Data input from sensors on the tree

Voice of Nature shows in a poetic way the large influence humanity has on the changing climate. If someone touches the tree, it affects the tree's response, either calming the image on the screen or increasing the energy levels, thereby communicating the message to spectators (and participants) that they have power to enact change.

Visitor watching the calming effect of their touch on the tree's electronic tree ring

Biersteker tells a story that demonstrates the ability of the art installation to initiate action.

“During the build-up of the installation it had not been raining for a while so we asked if someone could water the tree, but everyone was busy. Once we connected our moist level sensor to the tree and showed the data indicating the tree was thirsty, there was someone with a water hose within 15 minutes."

Symbiosia

In 2019, again in collaboration with Stefano Mancuso, Biersteker created another installation, Symbiosia, originally part of a larger exhibit located in Paris called, Trees.

Drawing on Mancuso's work in communication between trees, including root communication and the idea of plant memory, this work addressed the relationship of trees with people, the environment and each other.

A data-driven system estimates the real-time impact of climate change on the local environment. Traffic jams that raise the CO2 levels and droughts caused by higher summer temperatures all have an instantaneous effect on the "tree circles" produced by the installation.

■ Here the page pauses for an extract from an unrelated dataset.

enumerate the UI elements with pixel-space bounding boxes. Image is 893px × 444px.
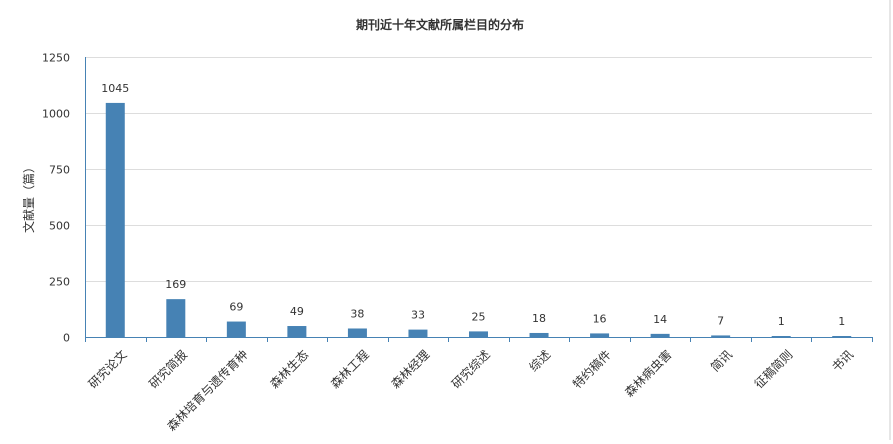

For the installation (which has become a traveling exhibit after Paris), digital roots are created between two living trees, (in Paris, a horse chestnut and a Turkey oak) and 12 sensors are placed on the two trees and their branches, through which changes in the trees' photosynthesis, the air quality and chemical air compounds are measured. The sensors collect the data, which are used to produce data visualization in the form of electronic tree rings. This mixture of art and science translates hard data into an accessible form that people can often better understand and relate to.

By showing the sensitivity and activity of the trees and the environmental impacts affecting them, Biersteker aims to nurture a stronger symbiotic relationship between humanity and nature (thus the title of the piece). In this mind, this is the only way forward to co-exist on this planet.

Both of these installations work to both bring climate change more into our awareness. It may be possible to think that melting ice and rising sea levels are happening "somewhere else," but trees and other plants are ubiquitous and thus, harder to discount. As Biersteker says, "Many of the ecological disasters happening right now are hard to imagine; they feel big and distant, or they happen somewhere not visible for our eyes, in the midst of the ocean or rainforest. I want to turn these complex problems into relatable experiences. If I can give people a personal experience with one of these issues, it might create empathy, that can turn into activism, that possibly in the end contribute to change."2

It can also help people see that their actions matter. “Phrases like climate change or "anthropocene" feel so out of reach. What I try to do is make it tangible at that moment. In the longer spectrum, a lot of people don’t connect to the issues because they become too big. I want to make them small again, so you have the idea that you can act. It’s happening at your time, not the next generation.” 3

When we shift and see climate change as something happening to the tree in our backyard as well as the polar bear in the arctic, that can affect the urgency we feel around the issue. And when we have a picture in our minds of the way our small actions can have large ripple effects, not just negative, but positive as well, that can give us the energy to choose specific actions—such as choosing to walk somewhere rather than drive.

Reflection Questions: Do you see climate change as something nearby or something distant from you? What enables you to take small (or big) actions in the face of a very large problem? Have you ever brainstormed a list of actions you might take to create a positive ripple effect on climate change?